Aku masih terus mengawasi Satria. Dia terlihat meminta gelas lagi pada bartender. Yang aku dengar ternyata bukan isapan jempol semata. Kondisi lelaki itu sangat kacau.
Aku mendekatinya perlahan dengan segenap dada penuh debaran. Duduk di stool dengan jarak satu stool.
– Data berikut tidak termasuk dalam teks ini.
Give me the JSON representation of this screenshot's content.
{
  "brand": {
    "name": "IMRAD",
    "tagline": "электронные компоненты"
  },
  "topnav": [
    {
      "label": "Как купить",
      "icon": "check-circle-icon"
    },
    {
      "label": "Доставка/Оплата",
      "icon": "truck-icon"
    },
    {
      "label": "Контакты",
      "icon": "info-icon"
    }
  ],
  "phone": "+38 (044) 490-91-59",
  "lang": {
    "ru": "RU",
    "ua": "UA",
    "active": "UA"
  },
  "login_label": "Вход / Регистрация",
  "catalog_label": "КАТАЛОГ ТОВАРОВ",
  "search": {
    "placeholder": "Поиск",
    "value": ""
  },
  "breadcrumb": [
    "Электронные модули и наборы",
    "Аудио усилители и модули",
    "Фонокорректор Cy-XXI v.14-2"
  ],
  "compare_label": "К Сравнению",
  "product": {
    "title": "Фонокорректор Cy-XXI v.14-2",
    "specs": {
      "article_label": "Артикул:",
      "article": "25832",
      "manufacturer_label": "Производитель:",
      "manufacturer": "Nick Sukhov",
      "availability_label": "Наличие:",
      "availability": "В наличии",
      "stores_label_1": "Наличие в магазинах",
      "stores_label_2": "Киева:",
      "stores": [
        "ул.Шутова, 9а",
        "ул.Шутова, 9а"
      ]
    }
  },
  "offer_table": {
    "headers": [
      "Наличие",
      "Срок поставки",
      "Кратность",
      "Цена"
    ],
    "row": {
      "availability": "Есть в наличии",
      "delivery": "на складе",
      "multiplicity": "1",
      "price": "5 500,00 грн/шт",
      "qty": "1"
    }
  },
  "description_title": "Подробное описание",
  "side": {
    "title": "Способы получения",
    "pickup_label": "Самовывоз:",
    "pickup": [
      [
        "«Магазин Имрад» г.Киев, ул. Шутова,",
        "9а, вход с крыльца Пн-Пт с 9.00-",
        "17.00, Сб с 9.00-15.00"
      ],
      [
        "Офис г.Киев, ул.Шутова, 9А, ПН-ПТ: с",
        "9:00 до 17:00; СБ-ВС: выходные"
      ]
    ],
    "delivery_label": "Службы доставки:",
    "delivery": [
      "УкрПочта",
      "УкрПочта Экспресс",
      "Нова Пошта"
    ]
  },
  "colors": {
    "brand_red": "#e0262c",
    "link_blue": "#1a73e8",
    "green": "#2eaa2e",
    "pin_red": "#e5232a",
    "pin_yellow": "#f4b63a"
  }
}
Seandainya dia nggak mabuk berat, aku rasa dia akan dengan mudah mengenaliku. Namun, jangankan mengenali, melirikku saja enggak. Satria sibuk sendiri dengan minumannya.
"Hai, Nona. Mau pesan sesuatu?" tanya seorang bartender.
"One shoot," jawabku singkat.
"Siap."
Aku melirik Satria yang masih nggak peduli dengan kehadiranku.
"Silakan, Nona." Bartender itu memberiku sebuah gelas.
"Terima kasih. Dia..." Aku melirik Satria, dan diikuti si bartender. Seolah mengerti apa maksudku, bartender itu tersenyum.
"Sulit dirayu, Nona. Dia datang cuma untuk minum."
"Apa setiap hari dia ke sini?" tanyaku lagi.
"Seminggu bisa tiga atau empat kali. Langganan loyal."